Consider matrix $$ A= \begin{bmatrix} 0 & -2 & 1 \\ 2 & 1 & -1 \\ -2 & -2 & 1 \\ \end{bmatrix} $$ and resulting vector :
b = (3
0
1)
Perform LU factorization with row swapping, indicating at each step the Gauss transform or pivot matrix used. Then solve Ax = b.
LU factorization is something I just cannot understand or wrap my head around. I would greatly appreciate it if someone could work this out and show the steps.
Thanks guys.
We are given:
$$A = \begin{bmatrix} 0 & -2 & 1 \\ 2 & 1 & -1 \\ -2 & -2 & 1 \end{bmatrix},b = \begin{bmatrix} 3 \\ 0 \\ 1 \end{bmatrix}$$
We are asked to solve $Ax = b$ using the LU factorization with pivoting. Our approach will be:
Step (1.)
We let $U = A$ and write $P$ and $L$ as the $3~x~3$ identity matrix, so:
$$U = \begin{bmatrix} 0 & -2 & 1 \\ 2 & 1 & -1 \\ -2 & -2 & 1 \end{bmatrix}, ~L = \begin{bmatrix} 1 & 0 & 0 \\ 0 & 1 & 0 \\ 0 & 0 & 1 \end{bmatrix}, ~P = \begin{bmatrix} 1 & 0 & 0 \\ 0 & 1 & 0 \\ 0 & 0 & 1 \end{bmatrix}$$
The first step of the factorization process is to determine the entry of largest magnitude in column $1$. This is the entry $2$ in row $2$. We therefore swap rows $1$ and $2$ of the matrices $U$ and $P$ to obtain:
$$U = \begin{bmatrix} 2 & 1 & -1\\ 0 & -2 & 1 \\ -2 & -2 & 1 \end{bmatrix}, ~L = \begin{bmatrix} 1 & 0 & 0 \\ 0 & 1 & 0 \\ 0 & 0 & 1 \end{bmatrix}, ~P = \begin{bmatrix} 0 & 1 & 0 \\ 1 & 0 & 0 \\ 0 & 0 & 1 \end{bmatrix}$$
We then subtract suitable multiples of row $1$ of $U$ from rows $2$ through $3$, to create zeros in the first column of $U$ below the diagonal.
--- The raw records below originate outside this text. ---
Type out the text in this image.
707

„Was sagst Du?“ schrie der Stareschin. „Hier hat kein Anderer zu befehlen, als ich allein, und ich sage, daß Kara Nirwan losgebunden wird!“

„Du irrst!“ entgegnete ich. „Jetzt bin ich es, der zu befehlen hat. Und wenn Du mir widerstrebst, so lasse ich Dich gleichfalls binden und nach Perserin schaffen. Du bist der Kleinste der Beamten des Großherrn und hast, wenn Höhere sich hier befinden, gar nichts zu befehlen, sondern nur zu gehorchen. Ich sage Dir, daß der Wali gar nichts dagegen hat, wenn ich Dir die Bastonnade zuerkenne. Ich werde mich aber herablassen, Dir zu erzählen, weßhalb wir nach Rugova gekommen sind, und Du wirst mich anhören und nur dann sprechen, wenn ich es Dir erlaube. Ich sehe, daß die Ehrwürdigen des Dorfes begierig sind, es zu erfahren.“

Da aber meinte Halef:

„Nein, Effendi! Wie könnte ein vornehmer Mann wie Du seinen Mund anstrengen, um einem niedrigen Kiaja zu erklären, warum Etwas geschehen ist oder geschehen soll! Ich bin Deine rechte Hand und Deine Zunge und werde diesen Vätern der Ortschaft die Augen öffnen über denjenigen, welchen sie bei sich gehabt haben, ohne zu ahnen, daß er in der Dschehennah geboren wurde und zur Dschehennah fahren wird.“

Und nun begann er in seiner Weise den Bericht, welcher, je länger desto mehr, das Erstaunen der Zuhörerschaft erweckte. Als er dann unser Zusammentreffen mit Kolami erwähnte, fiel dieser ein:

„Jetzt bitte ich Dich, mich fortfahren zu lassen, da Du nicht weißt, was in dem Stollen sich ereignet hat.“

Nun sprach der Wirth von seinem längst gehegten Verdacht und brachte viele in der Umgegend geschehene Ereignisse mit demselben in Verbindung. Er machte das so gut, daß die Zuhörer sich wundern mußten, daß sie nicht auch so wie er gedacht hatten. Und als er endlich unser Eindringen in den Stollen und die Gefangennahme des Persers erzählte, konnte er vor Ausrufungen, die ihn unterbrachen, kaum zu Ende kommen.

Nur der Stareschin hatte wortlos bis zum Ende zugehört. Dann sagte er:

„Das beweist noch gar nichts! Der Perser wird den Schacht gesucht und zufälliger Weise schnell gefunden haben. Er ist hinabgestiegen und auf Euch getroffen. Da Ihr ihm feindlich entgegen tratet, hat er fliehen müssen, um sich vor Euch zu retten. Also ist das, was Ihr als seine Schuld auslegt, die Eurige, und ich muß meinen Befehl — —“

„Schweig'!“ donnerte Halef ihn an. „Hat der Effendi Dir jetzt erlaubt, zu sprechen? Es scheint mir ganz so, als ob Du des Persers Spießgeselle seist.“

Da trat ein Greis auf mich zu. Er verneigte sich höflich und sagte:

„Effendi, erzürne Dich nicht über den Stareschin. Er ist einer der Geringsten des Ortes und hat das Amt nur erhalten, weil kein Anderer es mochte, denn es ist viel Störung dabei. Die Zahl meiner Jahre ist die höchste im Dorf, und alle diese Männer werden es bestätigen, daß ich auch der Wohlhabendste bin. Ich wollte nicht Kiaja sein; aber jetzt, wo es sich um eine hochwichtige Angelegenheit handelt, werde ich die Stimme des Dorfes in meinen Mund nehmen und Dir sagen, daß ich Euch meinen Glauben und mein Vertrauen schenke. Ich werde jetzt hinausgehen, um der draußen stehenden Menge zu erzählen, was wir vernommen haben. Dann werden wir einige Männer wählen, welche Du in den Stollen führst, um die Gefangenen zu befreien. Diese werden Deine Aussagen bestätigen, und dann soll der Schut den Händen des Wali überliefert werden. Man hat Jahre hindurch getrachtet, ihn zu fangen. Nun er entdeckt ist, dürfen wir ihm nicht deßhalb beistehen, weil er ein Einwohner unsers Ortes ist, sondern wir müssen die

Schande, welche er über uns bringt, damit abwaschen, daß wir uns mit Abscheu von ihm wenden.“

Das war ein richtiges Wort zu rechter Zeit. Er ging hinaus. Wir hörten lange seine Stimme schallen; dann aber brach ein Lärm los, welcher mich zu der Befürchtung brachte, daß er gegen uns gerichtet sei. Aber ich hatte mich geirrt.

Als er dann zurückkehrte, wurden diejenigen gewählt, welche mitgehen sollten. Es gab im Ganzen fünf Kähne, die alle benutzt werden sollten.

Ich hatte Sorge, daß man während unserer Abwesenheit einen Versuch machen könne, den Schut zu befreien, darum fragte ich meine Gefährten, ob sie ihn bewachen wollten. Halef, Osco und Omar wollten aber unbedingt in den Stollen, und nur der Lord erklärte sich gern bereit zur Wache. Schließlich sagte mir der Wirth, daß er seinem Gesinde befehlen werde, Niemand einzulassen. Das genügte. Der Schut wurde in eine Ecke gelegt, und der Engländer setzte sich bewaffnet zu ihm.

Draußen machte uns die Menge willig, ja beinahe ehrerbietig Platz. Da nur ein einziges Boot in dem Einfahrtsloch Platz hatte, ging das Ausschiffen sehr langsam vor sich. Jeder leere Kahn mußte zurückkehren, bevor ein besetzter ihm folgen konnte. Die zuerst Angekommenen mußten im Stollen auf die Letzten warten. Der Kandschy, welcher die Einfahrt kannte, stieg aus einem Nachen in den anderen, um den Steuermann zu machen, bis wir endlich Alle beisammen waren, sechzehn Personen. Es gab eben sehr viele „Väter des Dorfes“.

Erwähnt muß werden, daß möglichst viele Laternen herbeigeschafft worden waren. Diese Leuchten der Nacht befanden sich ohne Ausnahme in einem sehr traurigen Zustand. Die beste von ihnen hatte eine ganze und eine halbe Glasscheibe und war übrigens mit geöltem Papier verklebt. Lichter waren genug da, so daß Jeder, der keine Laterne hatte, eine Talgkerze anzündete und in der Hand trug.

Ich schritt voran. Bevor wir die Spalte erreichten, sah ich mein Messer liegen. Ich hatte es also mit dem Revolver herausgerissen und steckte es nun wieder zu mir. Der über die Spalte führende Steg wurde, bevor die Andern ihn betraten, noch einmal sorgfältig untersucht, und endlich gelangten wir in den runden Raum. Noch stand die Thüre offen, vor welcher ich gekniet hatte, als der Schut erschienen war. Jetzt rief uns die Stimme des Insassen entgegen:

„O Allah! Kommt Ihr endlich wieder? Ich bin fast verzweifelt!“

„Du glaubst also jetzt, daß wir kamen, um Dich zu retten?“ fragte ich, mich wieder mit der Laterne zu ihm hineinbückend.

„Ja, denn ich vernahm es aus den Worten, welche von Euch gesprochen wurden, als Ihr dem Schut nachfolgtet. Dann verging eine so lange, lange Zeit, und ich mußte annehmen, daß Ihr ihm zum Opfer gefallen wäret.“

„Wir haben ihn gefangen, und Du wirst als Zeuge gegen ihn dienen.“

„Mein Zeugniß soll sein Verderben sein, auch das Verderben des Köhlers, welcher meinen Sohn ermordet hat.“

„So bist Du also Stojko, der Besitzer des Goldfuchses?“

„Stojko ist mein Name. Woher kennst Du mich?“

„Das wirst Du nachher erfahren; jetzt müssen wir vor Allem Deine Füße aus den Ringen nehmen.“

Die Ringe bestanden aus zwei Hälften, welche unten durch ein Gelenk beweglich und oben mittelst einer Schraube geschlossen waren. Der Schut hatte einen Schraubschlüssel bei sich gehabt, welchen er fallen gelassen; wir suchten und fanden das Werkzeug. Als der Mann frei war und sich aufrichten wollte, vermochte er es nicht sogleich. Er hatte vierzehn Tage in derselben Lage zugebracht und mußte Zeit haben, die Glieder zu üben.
The negative of the multiples are stored in the subdiagonal entries of the first column of the matrix $L$. These operations are ($R2$ already has a zero in the first position, so we leave it alone): $ 1 \times R1 + R3 \rightarrow R3$. This gives the matrices:
$$U = \begin{bmatrix} 2 & 1 & -1\\ 0 & -2 & 1 \\ 0 & -1 & 0 \end{bmatrix}, ~L = \begin{bmatrix} 1 & 0 & 0 \\ 0 & 1 & 0 \\ -1 & 0 & 1 \end{bmatrix}, ~P = \begin{bmatrix} 0 & 1 & 0 \\ 1 & 0 & 0 \\ 0 & 0 & 1 \end{bmatrix}$$
We now repeat this for $R2$ and $R3$. We notice that we already have the largest magnitude in $R22$, so no row swap is needed. We now want to get zeros in the second position and see we can take $-\dfrac{1}{2} \times R2 + R3 \rightarrow R3$ and again update that entry in $L$ with the negative and we get:
$$U = \begin{bmatrix} 2 & 1 & -1\\ 0 & -2 & 1 \\ 0 & 0 & -\dfrac{1}{2} \end{bmatrix}, ~L = \begin{bmatrix} 1 & 0 & 0 \\ 0 & 1 & 0 \\ -1 & \dfrac{1}{2} & 1 \end{bmatrix}, ~P = \begin{bmatrix} 0 & 1 & 0 \\ 1 & 0 & 0 \\ 0 & 0 & 1 \end{bmatrix}$$
Since $U$ is upper triangular and $L$ is lower triangular, we now have $PA = LU$ (you can check this by multiplying those out).
Can you now do steps $(2.)$ and $(3.)$?